On the Manager's Body as an Aesthetics of Control
Nancy Harding. Tamara : Journal of Critical Postmodern Organization Science. Las Cruces: 2002. Vol. 2, Iss. 1; pg. 63, 14 pgs


Abstract (Article Summary)
This paper stems from a larger project which aims at developing an understanding of the ways in which managers are subordinated to the organizations in which they work. Managers make up a large percentage of the students I teach, and I meet them often as part of my research: it seems to me that their jobs are unappealing, their amenity to being exploited is huge, but they are in the best position in which to organise some form of revolt against the conditions of their work. That they remain utterly subordinated to working lives that have little to recommend them is a source of curiosity for me. To suggest that it is their salaries or other perks of their jobs which guarantees their quiescence is, I think, crass and presumptuous.
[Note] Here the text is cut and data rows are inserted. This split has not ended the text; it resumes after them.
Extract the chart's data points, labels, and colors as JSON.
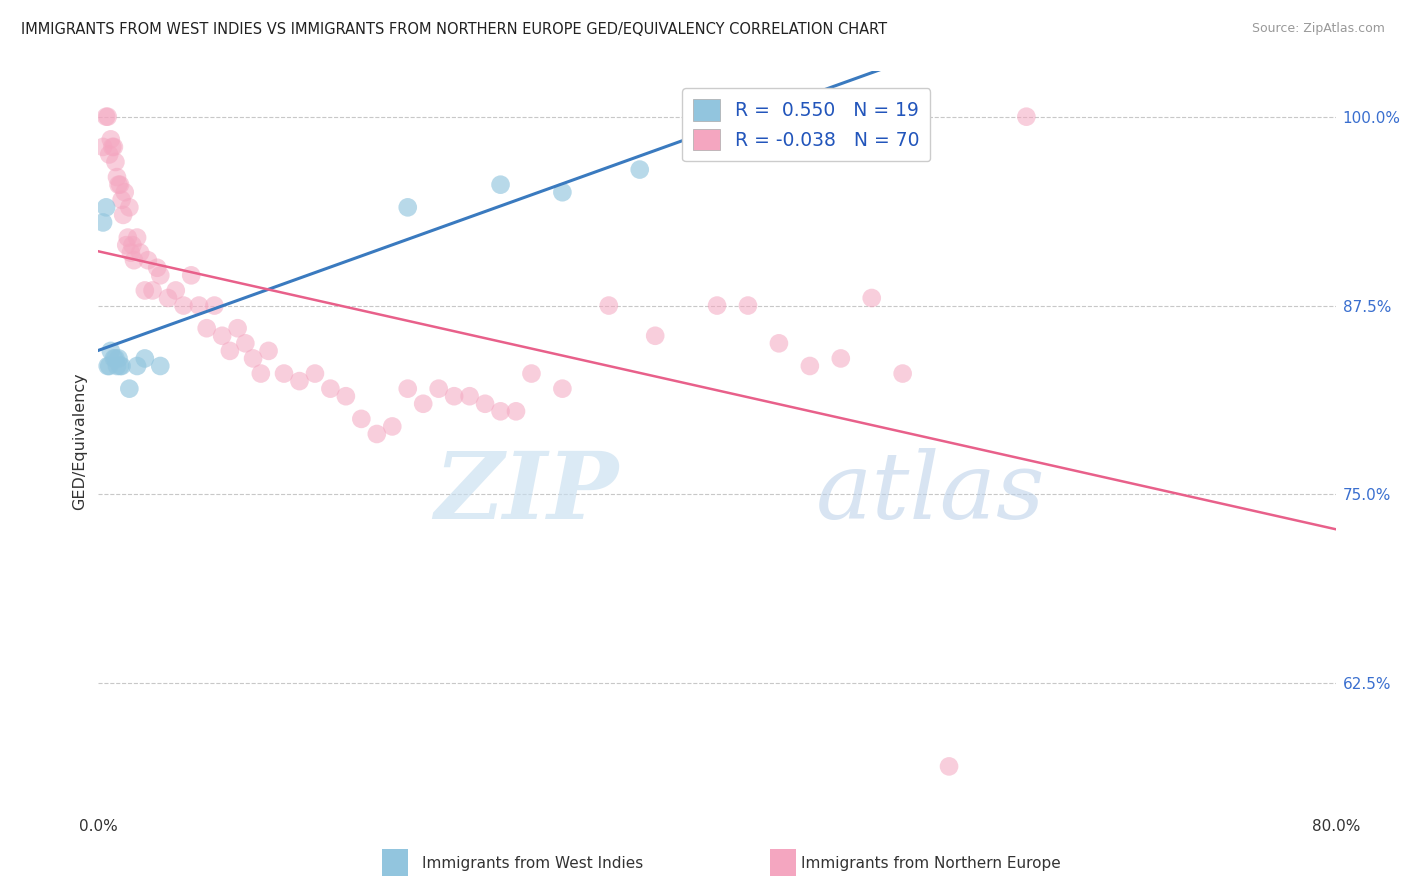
{
  "title": "IMMIGRANTS FROM WEST INDIES VS IMMIGRANTS FROM NORTHERN EUROPE GED/EQUIVALENCY CORRELATION CHART",
  "source": "Source: ZipAtlas.com",
  "ylabel": "GED/Equivalency",
  "legend_label_blue": "Immigrants from West Indies",
  "legend_label_pink": "Immigrants from Northern Europe",
  "R_blue": 0.55,
  "N_blue": 19,
  "R_pink": -0.038,
  "N_pink": 70,
  "xlim": [
    0,
    80
  ],
  "ylim": [
    54,
    103
  ],
  "color_blue": "#92c5de",
  "color_pink": "#f4a6c0",
  "trendline_blue": "#3a7abf",
  "trendline_pink": "#e8608a",
  "watermark_zip": "ZIP",
  "watermark_atlas": "atlas",
  "blue_x": [
    0.3,
    0.5,
    0.6,
    0.7,
    0.8,
    1.0,
    1.1,
    1.2,
    1.3,
    1.4,
    1.5,
    2.0,
    2.5,
    3.0,
    4.0,
    20.0,
    26.0,
    30.0,
    35.0
  ],
  "blue_y": [
    93.0,
    94.0,
    83.5,
    83.5,
    84.5,
    84.0,
    84.0,
    83.5,
    84.0,
    83.5,
    83.5,
    82.0,
    83.5,
    84.0,
    83.5,
    94.0,
    95.5,
    95.0,
    96.5
  ],
  "pink_x": [
    0.3,
    0.5,
    0.6,
    0.7,
    0.8,
    0.9,
    1.0,
    1.1,
    1.2,
    1.3,
    1.4,
    1.5,
    1.6,
    1.7,
    1.8,
    1.9,
    2.0,
    2.1,
    2.2,
    2.3,
    2.5,
    2.7,
    3.0,
    3.2,
    3.5,
    3.8,
    4.0,
    4.5,
    5.0,
    5.5,
    6.0,
    6.5,
    7.0,
    7.5,
    8.0,
    8.5,
    9.0,
    9.5,
    10.0,
    10.5,
    11.0,
    12.0,
    13.0,
    14.0,
    15.0,
    16.0,
    17.0,
    18.0,
    19.0,
    20.0,
    21.0,
    22.0,
    23.0,
    24.0,
    25.0,
    26.0,
    27.0,
    28.0,
    30.0,
    33.0,
    36.0,
    40.0,
    42.0,
    44.0,
    46.0,
    48.0,
    50.0,
    52.0,
    55.0,
    60.0
  ],
  "pink_y": [
    98.0,
    100.0,
    100.0,
    97.5,
    98.5,
    98.0,
    98.0,
    97.0,
    96.0,
    95.5,
    95.5,
    94.5,
    93.5,
    95.0,
    91.5,
    92.0,
    94.0,
    91.0,
    91.5,
    90.5,
    92.0,
    91.0,
    88.5,
    90.5,
    88.5,
    90.0,
    89.5,
    88.0,
    88.5,
    87.5,
    89.5,
    87.5,
    86.0,
    87.5,
    85.5,
    84.5,
    86.0,
    85.0,
    84.0,
    83.0,
    84.5,
    83.0,
    82.5,
    83.0,
    82.0,
    81.5,
    80.0,
    79.0,
    79.5,
    82.0,
    81.0,
    82.0,
    81.5,
    81.5,
    81.0,
    80.5,
    80.5,
    83.0,
    82.0,
    87.5,
    85.5,
    87.5,
    87.5,
    85.0,
    83.5,
    84.0,
    88.0,
    83.0,
    57.0,
    100.0
  ]
}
In this paper I explore one of the reasons for their continued subordination, which I find in the aesthetics of the managerial body. The aestheticisation of their bodies has been shown to be forms of control over workers (Hancock & Tyler, 2000; Warhurst & Nickson, in press): here I will develop those arguments to show how managers are similarly controlled. I am, in this paper, drawing upon an earlier suggestion made by Hancock and Tyler (op. cit.) that combining Foucault and Marx could provide a powerful mode of understanding, but I am drawing in large part upon theorists who have developed the works of Foucault or Marx, principally Judith Butler and Fredric Jameson, to develop my arguments.